Lionel Jospin à la sortie de RTL après avoir annoncé qu'il n'était pas candidat à l'investiture du PS pour 2007 © TF1/LCIL'ancien Premier ministre socialiste Lionel Jospin a annoncé jeudi matin sur RTL qu'il ne serait pas candidat à l'investiture socialiste pour la présidentielle de 2007. "Faute de pouvoir rassembler, je ne veux pas diviser. Je ne serai donc pas candidat à l'investiture", a-t-il expliqué. Interrogé sur le candidat qu'il soutiendra sans la campagne interne, il a exclu de soutenir Ségolène Royal mais n'a pas précisé sa préférence entre les autres candidats. Sont aujourd'hui candidats déclarés Laurent Fabius, Jack Lang et Dominique Strauss-Kahn.
"J'ai besoin d'entendre ceux qui seront les acteurs de la campagne interne. C'est en fonction de ce qu'ils diront, de ce qu'ils défendront, que je me déterminerai le moment venu", a affirmé l'ancien Premier ministre. "Peut-être sera-ce d'ailleurs seulement un choix personnel que je ferai dans ma section. Ca ne relèvera pas forcément d'une proclamation", a-t-il dit.
"Pas triste, ni amer"
Lionel Jospin, 69 ans, avait annoncé sa décision mercredi soir lors d'une réunion de ses fidèles à Paris. Il a indiqué jeudi matin qu'il adresserait aux militants une lettre pour expliquer sa démarche. Il a assuré qu'il n'était "pas du tout" triste ni amer. "J'ai pris la décision la plus sage", a-t-il dit. Lionel Jospin a affirmé qu'il serait "moins que jamais en retrait", ayant l'intention de participer au débat des mois à venir.
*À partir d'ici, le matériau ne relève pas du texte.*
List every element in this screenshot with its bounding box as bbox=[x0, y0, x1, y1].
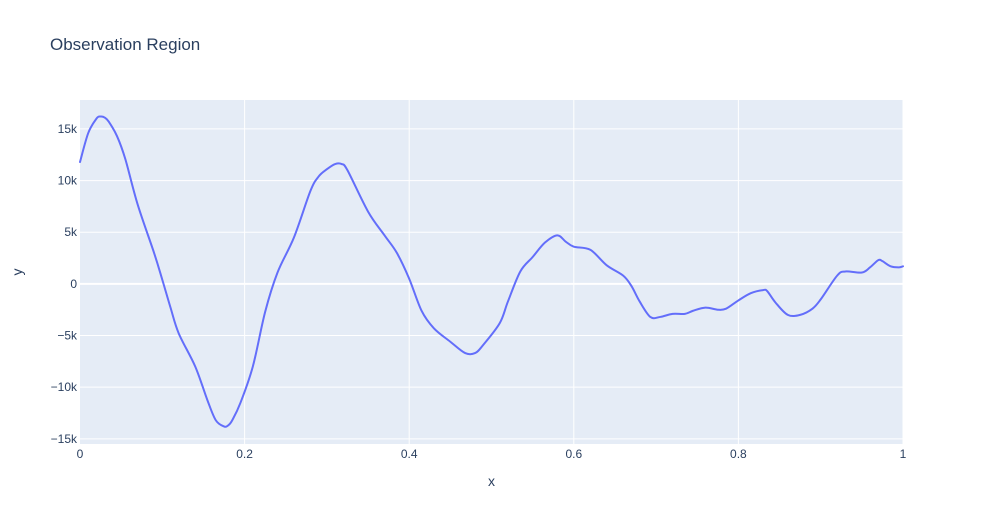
series-layer bbox=[79, 115, 904, 428]
x-tick-label: 0.8 bbox=[730, 447, 747, 461]
x-tick-label: 0 bbox=[77, 447, 84, 461]
y-tick-label: 0 bbox=[70, 277, 77, 291]
y-tick-label: 5k bbox=[64, 225, 78, 239]
y-axis-title: y bbox=[9, 269, 25, 276]
tick-labels: 0 0.2 0.4 0.6 0.8 1 15k 10k 5k 0 −5k −10k −15k bbox=[51, 122, 907, 461]
y-tick-label: 15k bbox=[58, 122, 78, 136]
plot-area bbox=[80, 100, 903, 444]
y-tick-label: −15k bbox=[51, 432, 78, 446]
series-line bbox=[79, 115, 904, 428]
y-tick-label: −5k bbox=[57, 329, 78, 343]
y-tick-label: −10k bbox=[51, 380, 78, 394]
x-tick-label: 0.4 bbox=[401, 447, 418, 461]
x-tick-label: 1 bbox=[900, 447, 907, 461]
x-tick-label: 0.2 bbox=[236, 447, 253, 461]
x-tick-label: 0.6 bbox=[565, 447, 582, 461]
y-tick-label: 10k bbox=[58, 174, 78, 188]
x-axis-title: x bbox=[488, 473, 495, 489]
chart-title: Observation Region bbox=[50, 35, 200, 54]
grid bbox=[80, 100, 904, 444]
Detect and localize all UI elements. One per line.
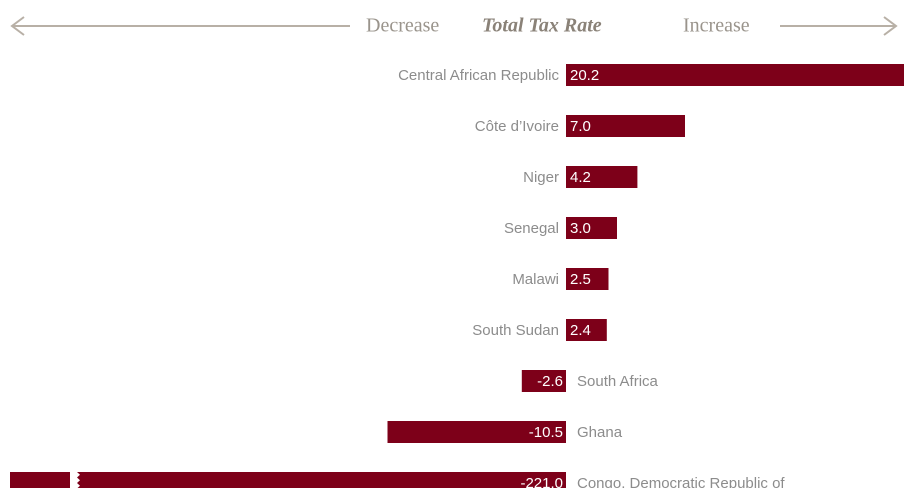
header: Decrease Total Tax Rate Increase xyxy=(10,15,898,37)
left-arrow-head xyxy=(10,16,25,36)
category-label: Senegal xyxy=(504,220,559,237)
category-label: Malawi xyxy=(512,271,559,288)
bar xyxy=(566,268,609,290)
category-label: Niger xyxy=(523,169,559,186)
value-label: -2.6 xyxy=(537,373,563,390)
value-label: -10.5 xyxy=(529,424,563,441)
category-label: Central African Republic xyxy=(398,67,559,84)
bar xyxy=(566,319,607,341)
category-label: Ghana xyxy=(577,424,623,441)
category-label: South Africa xyxy=(577,373,659,390)
value-label: 7.0 xyxy=(570,118,591,135)
right-arrow-head xyxy=(883,16,898,36)
bar xyxy=(387,421,566,443)
increase-label: Increase xyxy=(683,15,750,37)
value-label: 2.5 xyxy=(570,271,591,288)
value-label: 20.2 xyxy=(570,67,599,84)
bar xyxy=(566,64,904,86)
decrease-label: Decrease xyxy=(366,15,439,37)
category-label: South Sudan xyxy=(472,322,559,339)
value-label: -221.0 xyxy=(520,475,563,488)
bar xyxy=(10,472,566,488)
bar xyxy=(521,370,566,392)
category-label: Côte d’Ivoire xyxy=(475,118,559,135)
bar xyxy=(566,166,638,188)
value-label: 3.0 xyxy=(570,220,591,237)
category-label: Congo, Democratic Republic of xyxy=(577,475,785,488)
bar xyxy=(566,115,685,137)
chart-title: Total Tax Rate xyxy=(482,15,602,37)
value-label: 2.4 xyxy=(570,322,591,339)
bar xyxy=(566,217,617,239)
axis-break xyxy=(70,472,80,488)
value-label: 4.2 xyxy=(570,169,591,186)
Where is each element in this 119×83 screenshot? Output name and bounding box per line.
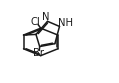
Text: NH: NH [58, 18, 73, 28]
Text: Cl: Cl [30, 17, 40, 27]
Text: Br: Br [33, 48, 44, 58]
Text: N: N [42, 12, 50, 22]
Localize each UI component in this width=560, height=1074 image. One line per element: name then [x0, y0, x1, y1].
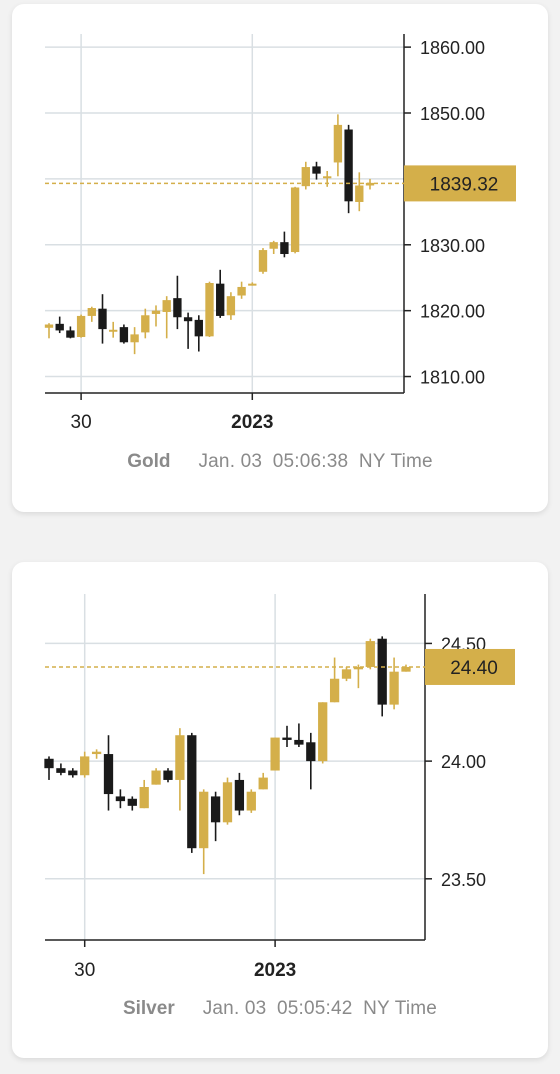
- candle-body-up: [44, 324, 54, 328]
- y-tick-label: 1860.00: [420, 38, 485, 58]
- candle-body-up: [365, 182, 375, 186]
- x-tick-label: 30: [71, 412, 92, 433]
- candle-body-up: [301, 167, 310, 187]
- x-tick-label: 2023: [254, 960, 296, 981]
- candle-body-up: [76, 315, 86, 338]
- candle-body-down: [56, 768, 66, 773]
- candle-body-up: [341, 669, 352, 679]
- candle-body-up: [226, 296, 236, 316]
- candle-body-down: [98, 308, 107, 330]
- candle-body-up: [246, 791, 256, 811]
- quote-time: 05:05:42: [277, 998, 353, 1019]
- candle-body-down: [234, 779, 245, 811]
- candle-body-up: [151, 310, 161, 314]
- gold-card[interactable]: 1810.001820.001830.001840.001850.001860.…: [12, 4, 548, 512]
- candle-body-up: [130, 334, 139, 343]
- current-price-tag: [425, 648, 515, 685]
- gold-footer: Gold Jan. 03 05:06:38 NY Time: [12, 451, 548, 473]
- candle-body-up: [401, 666, 411, 672]
- silver-footer: Silver Jan. 03 05:05:42 NY Time: [12, 998, 548, 1020]
- candle-body-up: [199, 791, 209, 849]
- candle-body-up: [270, 737, 280, 771]
- candle-body-up: [355, 185, 364, 202]
- candle-body-down: [44, 758, 54, 769]
- candle-body-down: [312, 166, 321, 174]
- candle-body-up: [175, 735, 185, 780]
- candle-body-up: [222, 782, 233, 823]
- candle-body-up: [205, 282, 214, 337]
- candle-body-down: [280, 242, 289, 255]
- candle-body-down: [173, 298, 182, 318]
- candle-body-up: [87, 308, 96, 316]
- x-tick-label: 2023: [231, 412, 273, 433]
- candle-body-up: [80, 756, 90, 776]
- silver-card[interactable]: 23.50 24.00 24.50 30 2023 24.40 Silver Jan. 03…: [12, 562, 548, 1058]
- candle-body-down: [66, 330, 75, 338]
- candle-body-down: [282, 737, 292, 740]
- candle-body-up: [109, 329, 118, 332]
- candle-body-down: [216, 283, 225, 316]
- candle-body-up: [248, 283, 257, 286]
- y-tick-label: 23.50: [441, 870, 486, 890]
- candle-body-down: [306, 742, 316, 762]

"Si la vie politique, ce sont les postes, les honneurs, les responsabilités de parti, alors oui le retrait est définitif", a-t-il expliqué. Toutefois, "si la vie politique, c'est le débat citoyen, les problèmes du pays, les idées le valeurs, les principes auxquels je crois depuis toujours alors je suis moins que jamais à la retraite et moins que jamais en retrait", a prévenu l'ancien Premier ministre aujourd'hui âgé de 69 ans. "J'ai été guidé par un double sentiment de responsabilité à l'égard de mon pays d'abord et à l'égard de mon parti", a-t-il dit. Jugeant la victoire de la gauche "possible" mais "pas assurée", il a promis de ne pas "dire quoi que ce soit qui puisse être négatif pour un des candidats et pour le ou la candidate socialiste".